First, we need to write down the balanced combustion equation for the reaction of methyl alcohol and air (oxygen and nitrogen). For each mole of methyl alcohol (\(CH_3OH\)), we will consider 1 mole of oxygen (\(O_2\)) as stoichiometric, and \(3.76\) moles of nitrogen (\(N_2\)) as inert gas: $$ CH_3OH + (1 + 2)O_2 + 3.76(1+2)N_2 \rightarrow x_1CO_2 + x_2H_2O + x_3N_2 $$

Determine the quantities of products in the combustion process

Based on the balanced equation obtained in the previous step, we can determine the quantities of exhaust products as follows: $$ x_1 = 1, \quad x_2= 2, \quad x_3 = 3.76(1+2) $$

Determine the inlet and outlet conditions of the engine

From the exercise, we are given that air enters the engine at 1 atm and \(25^\circ C\) and leaves the engine after the combustion process at 1 atm and \(77^\circ C\). Inlet conditions: \(P_1 = 1\,atm, \ T_1 = 25^\circ C\) Outlet conditions: \(P_2 = 1\,atm, \ T_2 = 77^\circ C\)
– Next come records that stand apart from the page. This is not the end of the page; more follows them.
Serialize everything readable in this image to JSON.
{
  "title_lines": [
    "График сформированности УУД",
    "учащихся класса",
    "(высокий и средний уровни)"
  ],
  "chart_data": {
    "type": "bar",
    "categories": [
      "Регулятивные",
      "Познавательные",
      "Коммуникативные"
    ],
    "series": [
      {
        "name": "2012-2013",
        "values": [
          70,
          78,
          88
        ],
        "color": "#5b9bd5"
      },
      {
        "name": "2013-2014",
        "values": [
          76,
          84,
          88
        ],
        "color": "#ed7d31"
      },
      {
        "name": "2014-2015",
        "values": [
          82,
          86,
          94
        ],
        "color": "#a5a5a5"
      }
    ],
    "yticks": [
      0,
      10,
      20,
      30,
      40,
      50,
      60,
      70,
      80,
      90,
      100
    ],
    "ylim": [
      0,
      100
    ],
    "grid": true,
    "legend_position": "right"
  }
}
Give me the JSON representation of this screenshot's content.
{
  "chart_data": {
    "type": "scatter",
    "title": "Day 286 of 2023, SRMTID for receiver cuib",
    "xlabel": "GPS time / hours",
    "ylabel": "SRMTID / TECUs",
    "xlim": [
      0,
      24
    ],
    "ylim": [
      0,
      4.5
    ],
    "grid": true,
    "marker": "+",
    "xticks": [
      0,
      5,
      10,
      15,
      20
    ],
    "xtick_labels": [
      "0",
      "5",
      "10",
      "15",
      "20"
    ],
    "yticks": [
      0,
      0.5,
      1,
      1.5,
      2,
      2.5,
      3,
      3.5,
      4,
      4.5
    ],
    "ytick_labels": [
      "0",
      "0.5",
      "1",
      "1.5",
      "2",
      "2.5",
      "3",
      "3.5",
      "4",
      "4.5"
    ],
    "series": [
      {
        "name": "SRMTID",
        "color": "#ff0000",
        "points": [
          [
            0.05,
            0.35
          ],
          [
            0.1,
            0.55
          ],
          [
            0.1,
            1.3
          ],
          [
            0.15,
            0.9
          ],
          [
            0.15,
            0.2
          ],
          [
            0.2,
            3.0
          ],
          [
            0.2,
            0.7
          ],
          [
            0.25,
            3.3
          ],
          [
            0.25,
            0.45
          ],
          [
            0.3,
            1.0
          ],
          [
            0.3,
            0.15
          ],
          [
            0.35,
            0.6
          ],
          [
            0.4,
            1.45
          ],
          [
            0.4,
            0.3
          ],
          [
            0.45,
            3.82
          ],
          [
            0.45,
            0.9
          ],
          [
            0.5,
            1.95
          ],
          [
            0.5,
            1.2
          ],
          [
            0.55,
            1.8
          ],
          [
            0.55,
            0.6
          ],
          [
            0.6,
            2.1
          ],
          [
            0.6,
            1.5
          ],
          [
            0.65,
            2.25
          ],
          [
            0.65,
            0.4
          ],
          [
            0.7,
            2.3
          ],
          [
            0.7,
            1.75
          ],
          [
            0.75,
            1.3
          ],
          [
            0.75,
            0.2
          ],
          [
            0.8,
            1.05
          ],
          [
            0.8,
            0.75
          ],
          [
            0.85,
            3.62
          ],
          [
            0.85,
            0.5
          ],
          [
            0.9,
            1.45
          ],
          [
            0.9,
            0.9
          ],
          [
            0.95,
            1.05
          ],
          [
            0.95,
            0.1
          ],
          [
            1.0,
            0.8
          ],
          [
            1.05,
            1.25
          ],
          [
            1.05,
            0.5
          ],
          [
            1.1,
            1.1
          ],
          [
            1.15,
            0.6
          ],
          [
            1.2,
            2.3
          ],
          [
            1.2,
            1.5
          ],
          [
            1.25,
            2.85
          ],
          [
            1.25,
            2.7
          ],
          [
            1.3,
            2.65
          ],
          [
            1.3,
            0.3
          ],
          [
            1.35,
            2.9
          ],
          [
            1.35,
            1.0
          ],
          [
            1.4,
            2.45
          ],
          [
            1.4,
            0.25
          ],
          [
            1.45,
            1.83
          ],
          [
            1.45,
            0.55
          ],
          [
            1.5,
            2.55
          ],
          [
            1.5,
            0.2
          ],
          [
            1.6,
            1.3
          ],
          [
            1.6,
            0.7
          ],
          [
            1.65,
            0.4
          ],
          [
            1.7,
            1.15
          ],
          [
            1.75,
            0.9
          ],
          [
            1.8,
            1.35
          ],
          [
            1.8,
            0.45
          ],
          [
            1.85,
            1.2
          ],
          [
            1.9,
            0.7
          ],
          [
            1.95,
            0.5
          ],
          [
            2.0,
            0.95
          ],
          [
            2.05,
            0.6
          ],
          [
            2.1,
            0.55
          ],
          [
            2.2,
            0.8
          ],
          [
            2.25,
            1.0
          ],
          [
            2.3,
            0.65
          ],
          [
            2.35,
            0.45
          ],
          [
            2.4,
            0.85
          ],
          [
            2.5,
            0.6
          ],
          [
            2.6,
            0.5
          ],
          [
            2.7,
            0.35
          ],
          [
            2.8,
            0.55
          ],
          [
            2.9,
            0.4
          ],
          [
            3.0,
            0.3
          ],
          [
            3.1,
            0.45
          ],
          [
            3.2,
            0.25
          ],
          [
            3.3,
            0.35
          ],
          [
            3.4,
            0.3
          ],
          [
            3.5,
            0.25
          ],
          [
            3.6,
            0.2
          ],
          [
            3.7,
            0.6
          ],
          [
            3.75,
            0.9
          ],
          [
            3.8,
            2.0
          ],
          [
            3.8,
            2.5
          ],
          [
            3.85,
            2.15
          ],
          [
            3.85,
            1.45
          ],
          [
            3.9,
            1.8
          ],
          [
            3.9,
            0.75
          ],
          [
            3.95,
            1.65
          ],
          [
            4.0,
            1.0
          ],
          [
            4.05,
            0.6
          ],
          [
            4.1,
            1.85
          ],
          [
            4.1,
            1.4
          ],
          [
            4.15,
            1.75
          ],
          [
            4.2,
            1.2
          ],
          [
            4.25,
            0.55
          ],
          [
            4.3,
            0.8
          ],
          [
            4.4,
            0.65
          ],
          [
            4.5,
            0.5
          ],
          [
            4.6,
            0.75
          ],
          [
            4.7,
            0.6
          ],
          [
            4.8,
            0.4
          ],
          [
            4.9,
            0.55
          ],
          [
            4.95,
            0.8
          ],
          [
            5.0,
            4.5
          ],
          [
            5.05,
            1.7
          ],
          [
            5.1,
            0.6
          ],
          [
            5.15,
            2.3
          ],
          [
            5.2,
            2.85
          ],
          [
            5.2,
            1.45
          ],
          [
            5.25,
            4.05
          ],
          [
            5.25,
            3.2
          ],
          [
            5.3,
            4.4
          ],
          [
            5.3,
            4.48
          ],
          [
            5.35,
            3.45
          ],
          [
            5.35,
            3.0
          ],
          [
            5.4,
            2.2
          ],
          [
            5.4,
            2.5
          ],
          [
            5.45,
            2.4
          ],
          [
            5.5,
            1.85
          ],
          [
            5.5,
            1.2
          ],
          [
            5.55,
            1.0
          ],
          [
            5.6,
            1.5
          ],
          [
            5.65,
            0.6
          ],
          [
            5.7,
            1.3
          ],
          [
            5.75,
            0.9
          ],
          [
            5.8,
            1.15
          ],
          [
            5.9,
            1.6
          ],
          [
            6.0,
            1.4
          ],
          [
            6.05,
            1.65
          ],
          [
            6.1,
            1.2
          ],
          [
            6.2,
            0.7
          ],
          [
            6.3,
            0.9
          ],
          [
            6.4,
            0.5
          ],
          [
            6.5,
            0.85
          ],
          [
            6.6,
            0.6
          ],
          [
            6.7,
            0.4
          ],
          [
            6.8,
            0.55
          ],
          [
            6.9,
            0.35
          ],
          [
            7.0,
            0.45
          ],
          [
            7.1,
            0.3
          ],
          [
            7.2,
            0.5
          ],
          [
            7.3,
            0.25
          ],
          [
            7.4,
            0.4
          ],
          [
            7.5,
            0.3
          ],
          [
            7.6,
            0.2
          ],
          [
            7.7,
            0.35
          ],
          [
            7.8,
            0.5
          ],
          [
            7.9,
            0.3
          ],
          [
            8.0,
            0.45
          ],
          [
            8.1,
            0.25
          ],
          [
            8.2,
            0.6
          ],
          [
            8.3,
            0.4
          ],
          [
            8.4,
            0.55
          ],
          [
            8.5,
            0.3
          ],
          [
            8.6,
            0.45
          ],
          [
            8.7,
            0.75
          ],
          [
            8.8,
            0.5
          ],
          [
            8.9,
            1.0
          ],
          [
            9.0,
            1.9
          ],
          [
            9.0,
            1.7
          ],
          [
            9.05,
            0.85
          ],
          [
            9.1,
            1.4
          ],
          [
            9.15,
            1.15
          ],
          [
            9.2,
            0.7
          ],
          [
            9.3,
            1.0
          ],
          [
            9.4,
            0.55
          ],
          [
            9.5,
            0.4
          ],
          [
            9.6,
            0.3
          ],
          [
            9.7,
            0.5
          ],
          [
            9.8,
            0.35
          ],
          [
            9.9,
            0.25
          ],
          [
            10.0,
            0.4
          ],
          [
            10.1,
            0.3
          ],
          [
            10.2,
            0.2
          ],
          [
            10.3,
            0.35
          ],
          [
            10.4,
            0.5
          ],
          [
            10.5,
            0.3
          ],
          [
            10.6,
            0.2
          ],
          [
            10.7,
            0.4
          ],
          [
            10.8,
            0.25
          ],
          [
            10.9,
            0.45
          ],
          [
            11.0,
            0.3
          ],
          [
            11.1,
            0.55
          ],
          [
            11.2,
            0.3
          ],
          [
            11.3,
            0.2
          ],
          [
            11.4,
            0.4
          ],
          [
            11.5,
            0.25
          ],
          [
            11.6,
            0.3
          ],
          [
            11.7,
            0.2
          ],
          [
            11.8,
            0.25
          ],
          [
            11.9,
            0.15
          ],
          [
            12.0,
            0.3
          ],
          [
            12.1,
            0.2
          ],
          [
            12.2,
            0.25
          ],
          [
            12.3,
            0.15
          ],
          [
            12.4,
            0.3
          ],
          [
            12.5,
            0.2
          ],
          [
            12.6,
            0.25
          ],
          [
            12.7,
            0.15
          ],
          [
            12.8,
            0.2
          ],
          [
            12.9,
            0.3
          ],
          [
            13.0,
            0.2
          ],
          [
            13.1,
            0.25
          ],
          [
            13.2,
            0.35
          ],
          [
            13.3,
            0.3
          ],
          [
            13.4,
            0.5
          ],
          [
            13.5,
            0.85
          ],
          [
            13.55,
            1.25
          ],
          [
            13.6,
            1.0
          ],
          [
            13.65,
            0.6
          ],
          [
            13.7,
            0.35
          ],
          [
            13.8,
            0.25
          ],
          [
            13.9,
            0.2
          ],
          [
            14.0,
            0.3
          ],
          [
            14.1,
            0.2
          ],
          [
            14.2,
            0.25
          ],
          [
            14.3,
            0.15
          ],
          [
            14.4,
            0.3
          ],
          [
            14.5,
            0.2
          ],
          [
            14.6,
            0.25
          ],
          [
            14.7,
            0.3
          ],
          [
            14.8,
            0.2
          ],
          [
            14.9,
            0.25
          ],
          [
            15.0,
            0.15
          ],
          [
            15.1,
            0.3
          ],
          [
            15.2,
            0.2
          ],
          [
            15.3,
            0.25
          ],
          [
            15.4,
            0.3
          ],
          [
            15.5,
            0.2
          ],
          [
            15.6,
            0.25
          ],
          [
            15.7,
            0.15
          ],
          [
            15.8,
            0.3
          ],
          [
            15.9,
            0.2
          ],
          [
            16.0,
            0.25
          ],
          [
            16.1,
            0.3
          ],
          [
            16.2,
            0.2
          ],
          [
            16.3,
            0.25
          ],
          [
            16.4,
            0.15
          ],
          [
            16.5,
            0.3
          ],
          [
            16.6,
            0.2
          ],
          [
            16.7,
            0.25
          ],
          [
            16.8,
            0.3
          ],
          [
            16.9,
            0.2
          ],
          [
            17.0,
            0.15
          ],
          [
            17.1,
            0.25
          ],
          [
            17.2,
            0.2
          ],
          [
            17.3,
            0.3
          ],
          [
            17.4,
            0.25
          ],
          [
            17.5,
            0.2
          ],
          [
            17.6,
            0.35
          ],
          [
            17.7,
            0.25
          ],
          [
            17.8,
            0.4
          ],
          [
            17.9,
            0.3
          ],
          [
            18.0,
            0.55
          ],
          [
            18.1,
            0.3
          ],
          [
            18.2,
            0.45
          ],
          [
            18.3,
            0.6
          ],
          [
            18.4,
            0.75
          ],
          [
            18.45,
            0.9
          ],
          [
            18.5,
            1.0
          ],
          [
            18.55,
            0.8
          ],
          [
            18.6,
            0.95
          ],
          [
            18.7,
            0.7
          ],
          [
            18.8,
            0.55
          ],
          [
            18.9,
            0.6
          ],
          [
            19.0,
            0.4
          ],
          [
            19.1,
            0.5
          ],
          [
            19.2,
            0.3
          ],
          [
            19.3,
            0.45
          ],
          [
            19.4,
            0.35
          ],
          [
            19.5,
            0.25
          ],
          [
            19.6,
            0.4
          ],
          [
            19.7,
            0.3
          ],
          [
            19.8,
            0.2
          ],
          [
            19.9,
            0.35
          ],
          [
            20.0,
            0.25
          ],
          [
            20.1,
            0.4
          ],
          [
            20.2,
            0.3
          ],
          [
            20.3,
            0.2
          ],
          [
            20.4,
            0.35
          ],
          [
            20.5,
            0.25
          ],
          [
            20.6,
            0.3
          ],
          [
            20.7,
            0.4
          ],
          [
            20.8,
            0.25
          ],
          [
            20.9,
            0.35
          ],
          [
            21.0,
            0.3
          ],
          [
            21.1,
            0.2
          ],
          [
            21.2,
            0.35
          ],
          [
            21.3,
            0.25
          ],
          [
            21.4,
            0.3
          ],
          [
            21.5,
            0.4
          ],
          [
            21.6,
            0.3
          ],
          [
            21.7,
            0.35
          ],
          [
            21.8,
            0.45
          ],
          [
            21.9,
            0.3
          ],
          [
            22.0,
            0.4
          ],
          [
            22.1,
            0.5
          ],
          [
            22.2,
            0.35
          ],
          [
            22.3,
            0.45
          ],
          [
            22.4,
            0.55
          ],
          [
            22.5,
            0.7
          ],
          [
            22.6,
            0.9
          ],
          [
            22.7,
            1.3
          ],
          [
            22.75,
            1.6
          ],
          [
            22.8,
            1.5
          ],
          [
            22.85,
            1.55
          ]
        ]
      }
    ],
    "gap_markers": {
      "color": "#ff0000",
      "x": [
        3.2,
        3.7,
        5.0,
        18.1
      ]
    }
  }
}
Determine the change of specific Gibbs free energy for the engine

Using the conditions we noted in the previous step, we will determine the change of specific Gibbs free energy (\(\Delta G\)): $$ \Delta G = G_{products}(T_2, P_2) - G_{reactants}(T_1, P_1) $$ We need to find the values for \({G}_{products}\) and \({G}_{reactants}\) using the Janaf tables or thermodynamics tables.

Determine the maximum work output of the engine

The maximum work that can be produced by the engine is given by the change of specific Gibbs free energy (\(\Delta G\)) determined in Step 4: $$ W_{max} = -\Delta G $$ Now that we have determined the maximum work output, we can express it in kJ/kg fuel.